In any case, the film is in the Theme Category, because it deals with ideas rather than simply plots. The Type is Revenge.
Hamlet
Speaking of Theme-Revenge Story Types, Hamlet is enjoying another revival. Shakespeare uses, as do most great writers, a mythological structure and character development. Indeed, it could be argued that writing mythologically makes a classic. Study this story to see what makes it tick. There are few better.
The English Patient
Where, then, is our modern Hamlet? Or maybe, more to the point, where is our modern Romeo and Juliet? I have praised The English Patient, not only for its beauty, but also for its structure. As with the Shakespeare plays, the combination of mythological writing with the Theme Category creates an unforgettable experience.
This film has been around since the first of the year and shows no immediate signs of disappearing. Indeed, it is still on the list of top grossing films, and its nomination for Academy Awards can’t hurt. Just as with the Star Wars trilogy, we need to ask ourselves why some writing succeeds hugely and why some is ephemeral.
The Story Type, by the way, is Intense Love.
Shine
As it differs so greatly in meaning depending on its Category, the Coming of Age story is one of the most illusive of all Story Types. While this Type under the Action Category deals primarily with teenage sexual awakening, under the Theme Category it deals with a young person’s growth in beliefs.
In Shine, a Theme-Category Coming of Age story, we find a film that illustrates that difference. But if Shine were a mere study piece it would most likely not be here. No, it is an enjoyable film too.
The Star Wars Trilogy
It is fortunate that the Star Wars trilogy has been reissued during this introductory month of StoryCraftNet, for this trilogy is one of the best current examples of the mythological structural approach to fiction. In fact, the Jarvis Method was partly inspired by this series as well as the readings of Joseph Campbell.
Curiously, the series is both weakened and strengthened by Story Type and Category changes. The first of this series (the film, Star Wars) is an excellent example of the Action-Category Locale-Adventure Story Type. If the story had ended with that film, we would have thought of the story merely as pure fun. Then, with The Empire Strikes Back, there is a switch to a more profound and subtle story, now a Theme-Category Character-Adventure Story Type. If this switch had continued into the last film, Return of the Jedi, we would have a masterpiece.

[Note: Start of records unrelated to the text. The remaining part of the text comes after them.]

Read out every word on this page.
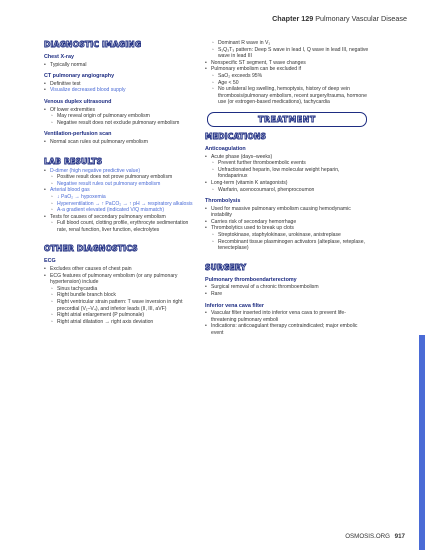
Chapter 129 Pulmonary Vascular Disease
DIAGNOSTIC IMAGING
Chest X-ray

• Typically normal

CT pulmonary angiography

• Definitive test

• Visualize decreased blood supply

Venous duplex ultrasound

• Of lower extremities

◦ May reveal origin of pulmonary embolism

◦ Negative result does not exclude pulmonary embolism

Ventilation-perfusion scan

• Normal scan rules out pulmonary embolism

LAB RESULTS

• D-dimer (high negative predictive value)

◦ Positive result does not prove pulmonary embolism

◦ Negative result rules out pulmonary embolism

• Arterial blood gas

◦ ↓ PaO₂ → hypoxemia

◦ Hyperventilation → ↑ PaCO₂ → ↑ pH → respiratory alkalosis

◦ A-a gradient elevated (indicated V/Q mismatch)

• Tests for causes of secondary pulmonary embolism

◦ Full blood count, clotting profile, erythrocyte sedimentation rate, renal function, liver function, electrolytes

OTHER DIAGNOSTICS
ECG

• Excludes other causes of chest pain

• ECG features of pulmonary embolism (or any pulmonary hypertension) include

◦ Sinus tachycardia

◦ Right bundle branch block

◦ Right ventricular strain pattern: T wave inversion in right precordial (V₁–V₄), and inferior leads (II, III, aVF)

◦ Right atrial enlargement (P pulmonale)

◦ Right atrial dilatation → right axis deviation

◦ Dominant R wave in V₁

◦ S₁Q₃T₃ pattern: Deep S wave in lead I, Q wave in lead III, negative wave in lead III

• Nonspecific ST segment, T wave changes

• Pulmonary embolism can be excluded if

◦ SaO₂ exceeds 95%

◦ Age < 50

◦ No unilateral leg swelling, hemoptysis, history of deep vein thrombosis/pulmonary embolism, recent surgery/trauma, hormone use (or estrogen-based medications), tachycardia

TREATMENT
MEDICATIONS
Anticoagulation

• Acute phase (days–weeks)

◦ Prevent further thromboembolic events

◦ Unfractionated heparin, low molecular weight heparin, fondaparinux

• Long-term (vitamin K antagonists)

◦ Warfarin, acenocoumarol, phenprocoumon

Thrombolysis

• Used for massive pulmonary embolism causing hemodynamic instability

• Carries risk of secondary hemorrhage

• Thrombolytics used to break up clots

◦ Streptokinase, staphylokinase, urokinase, anistreplase

◦ Recombinant tissue plasminogen activators (alteplase, reteplase, tenecteplase)

SURGERY
Pulmonary thromboendarterectomy

• Surgical removal of a chronic thromboembolism

• Rare

Inferior vena cava filter

• Vascular filter inserted into inferior vena cava to prevent life-threatening pulmonary emboli

• Indications: anticoagulant therapy contraindicated; major embolic event

OSMOSIS.ORG 917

Unfortunately, with this last film, the series reverts to the superficial, albeit exciting, nature of the first film, again an Action-Category Locale-Adventure story.
Yet despite the Story Type and Category confusion, on another level the Star Wars trilogy is worth the writer’s close attention, as it attempts and realizes mythological storytelling as few other American films have. (For more on this subject, see my discussion of mythological versus historical films in the November, 1996, issue of Story and Myth.